Review of Velocity Blues
Jun. 20th, 2021 03:28 pm
My rating: 5 of 5 stars
I became aware of this book because the author is a member of my book club. The front cover blurb calls this book a "thrilling amalgam of neo-noir and cyberpunk" which is very accurate. As promised, I found the book "great stuff."
Our first-person protagonist, Zip, lives in a future Chicago. As a child, he was genetically altered to be super-intelligent. It worked - at age eight he was reading Aristotle in the original Ancient Greek. When puberty hit, he and other "E"'s or "Energies" became superfast - like running a mile in two minutes without effort. They also became unable to be still for more than a minute or so and completely unable to focus. As a result, they mostly spend their days running around Chicago.
This running is literal and the consequences of it are thought out. Zip is constantly eating, and frequently has to steal food mid-run.
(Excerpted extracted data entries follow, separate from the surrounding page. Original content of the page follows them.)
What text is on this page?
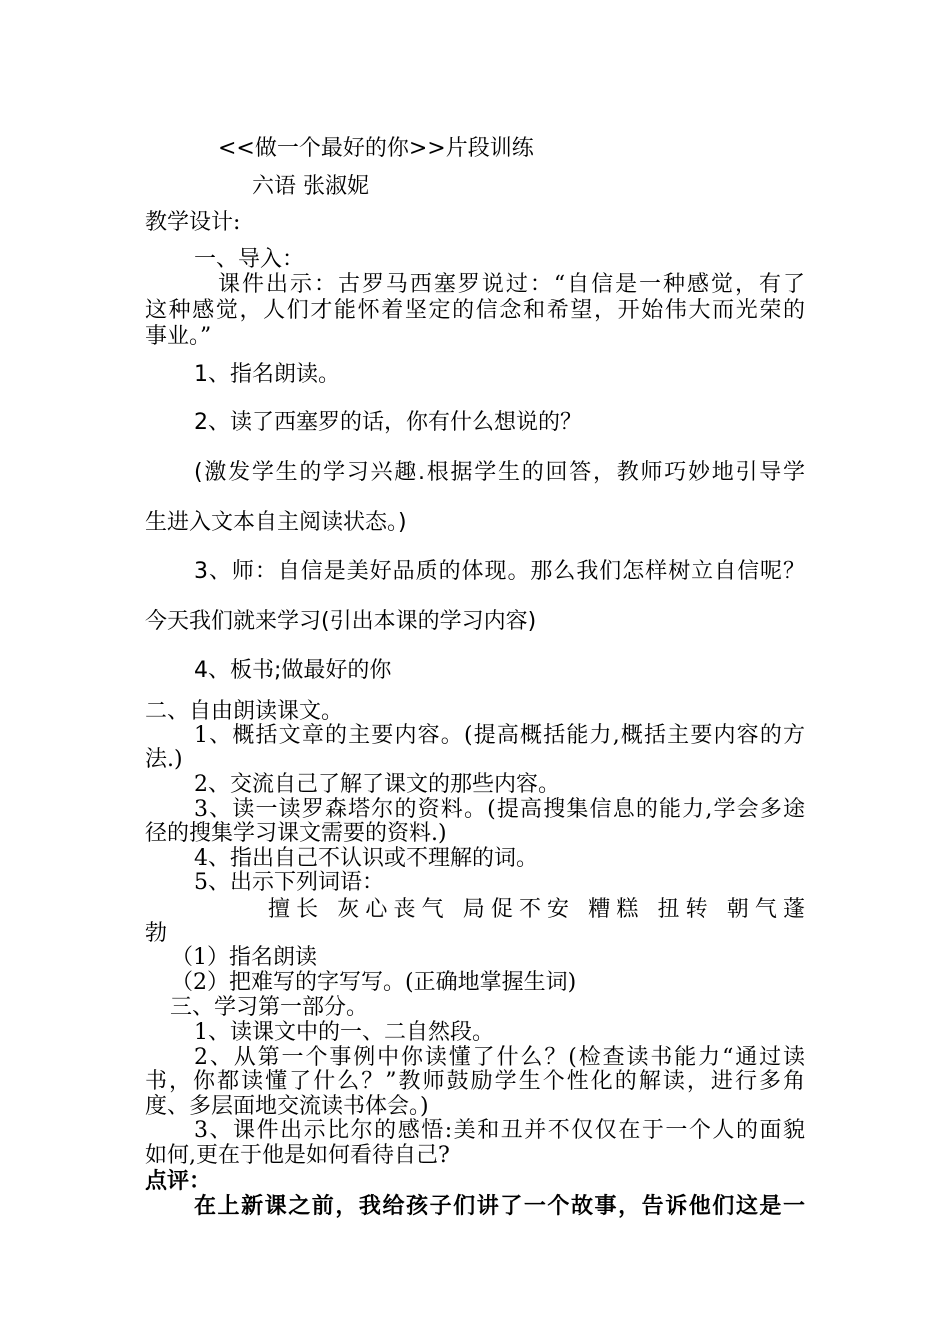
<<做一个最好的你>>片段训练
六语 张淑妮
教学设计:
一、导入：
课件出示：古罗马西塞罗说过：“自信是一种感觉，有了
这种感觉，人们才能怀着坚定的信念和希望，开始伟大而光荣的
事业。”
1、指名朗读。
2、读了西塞罗的话，你有什么想说的？
(激发学生的学习兴趣.根据学生的回答，教师巧妙地引导学
生进入文本自主阅读状态。)
3、师：自信是美好品质的体现。那么我们怎样树立自信呢？
今天我们就来学习(引出本课的学习内容)
4、板书;做最好的你
二、自由朗读课文。
1、概括文章的主要内容。(提高概括能力,概括主要内容的方
法.)
2、交流自己了解了课文的那些内容。
3、读一读罗森塔尔的资料。(提高搜集信息的能力,学会多途
径的搜集学习课文需要的资料.)
4、指出自己不认识或不理解的词。
5、出示下列词语：
擅长 灰心丧气 局促不安 糟糕 扭转 朝气蓬
勃
（1）指名朗读
（2）把难写的字写写。(正确地掌握生词)
三、学习第一部分。
1、读课文中的一、二自然段。
2、从第一个事例中你读懂了什么？(检查读书能力“通过读
书，你都读懂了什么？”教师鼓励学生个性化的解读，进行多角
度、多层面地交流读书体会。)
3、课件出示比尔的感悟:美和丑并不仅仅在于一个人的面貌
如何,更在于他是如何看待自己?
点评：
在上新课之前，我给孩子们讲了一个故事，告诉他们这是一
The only job he can hold, and he has a tenuous hold on it, is as a messenger for a "low-level hoodlum with delusions of mediocrity." His boss wants him to deliver something. Zip finds out that whatever he's carrying is valuable enough that people will kill for it.
The book then becomes a story of Zip trying to focus, not get killed by the various hoods after him, and figure out which of his E friends are loyal and which will betray him. It's a fast-paced novel with interesting characters. I found it highly enjoyable and a quick read.